Young children have a great ability to day-dream. This is a right-brain activity that acts to refresh them. As adults we tend to shirk this activity, because we are 'too busy'. The result is that we deny ourselves valuable skills to help us with life's problems and challenges. How often have we tussled with a problem to distraction, seeing no rational solution? Then we relax, put the problem aside and after a little while the answer just pops into our minds!
It seems that, sometimes, the harder we concentrate on the rational-analytical approach to a problem, the further we drive the solution away. If we allow our intuition or gut feelings to help us with the answer and then use the reasoning intellect to guide us safely to the known destination, driving carefully, stopping at red lights, and so on, then the journey will go smoothly.

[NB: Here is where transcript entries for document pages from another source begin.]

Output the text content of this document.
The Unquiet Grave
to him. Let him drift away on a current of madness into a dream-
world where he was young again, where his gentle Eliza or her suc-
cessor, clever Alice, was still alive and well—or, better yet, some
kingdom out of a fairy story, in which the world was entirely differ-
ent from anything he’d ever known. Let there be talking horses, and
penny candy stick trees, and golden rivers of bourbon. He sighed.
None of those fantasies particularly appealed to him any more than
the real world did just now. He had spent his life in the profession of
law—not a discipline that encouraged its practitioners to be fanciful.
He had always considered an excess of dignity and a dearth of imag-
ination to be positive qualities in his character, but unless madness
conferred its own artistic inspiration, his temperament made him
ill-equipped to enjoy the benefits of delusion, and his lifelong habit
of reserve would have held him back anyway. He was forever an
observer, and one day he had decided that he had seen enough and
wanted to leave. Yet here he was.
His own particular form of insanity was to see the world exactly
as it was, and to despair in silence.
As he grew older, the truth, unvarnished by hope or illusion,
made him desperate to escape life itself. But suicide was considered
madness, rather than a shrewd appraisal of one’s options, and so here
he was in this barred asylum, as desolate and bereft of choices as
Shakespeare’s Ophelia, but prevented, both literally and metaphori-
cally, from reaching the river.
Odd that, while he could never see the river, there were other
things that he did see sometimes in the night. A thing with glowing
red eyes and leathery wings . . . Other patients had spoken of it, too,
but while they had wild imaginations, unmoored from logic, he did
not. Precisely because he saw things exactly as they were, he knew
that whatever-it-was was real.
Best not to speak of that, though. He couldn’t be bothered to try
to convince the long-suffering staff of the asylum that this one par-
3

Too intuitive an approach results in a vague disconnected feeling and the temptation to ignore cosmically unimportant elements such as traffic lights and speed limits. Too rigid an intellectual stance results in a pedantic, excessively rigid journey where everything is done by the rule book, but the traffic jam wins out, because the little inner voice saying 'Go this way today, for a change' was ignored.
The coach-and-horses is a famous analogy from the philosopher Gurdjieff. The coach is the physical body, the horses the emotions, the coachman the intellect and the person inside is the intuitive driving force or soul. All facets need to be in balance for the journey to go smoothly.
Permit me a personal example. At school I studied Greek, Latin, Ancient History and Economics. These are not the usual entry subjects for Medical School! Fortunately, Guy's Hospital ran a preliminary year of appropriate sciences. Physics practicals were designed to last from 2pm to 5pm on a Tuesday. Out of a class of twenty, four of us had a little familiarity with physics, or so we liked to think. We felt this because usually we had worked out the answer by 2.10pm and, allowing some 'errors' in the working, still managed to leave by the indecently early time of 2.25pm at the latest.
Looking back now, I am certain that what really happened was that we read the question, intuited the answer using right-brain skills and then used the left-brain counterpart to get from A to B with the minimum of effort. Naturally this approach freed up a lot of time and energy for the more pressing engagements that medical students seem to acquire!
In a similar way a homing pigeon doesn't need to learn where to fly. It just does it. And have you ever watched a flock of a thousand starlings wheeling around at dusk and wondered how they don't all bump into each other? Do they have to think about it?
Whether you choose intellectually or intuitively, I urge you to use both faculties to check your answers. If well-chosen remedies don't 'feel right' there may be a good reason. If intuited remedies do not fit with the known facts, then either there is something going on that you haven't considered, or your intuition is off-beam, eg. you are over-tired, ignoring hunger, or responding to other needs more pressing than looking at remedies.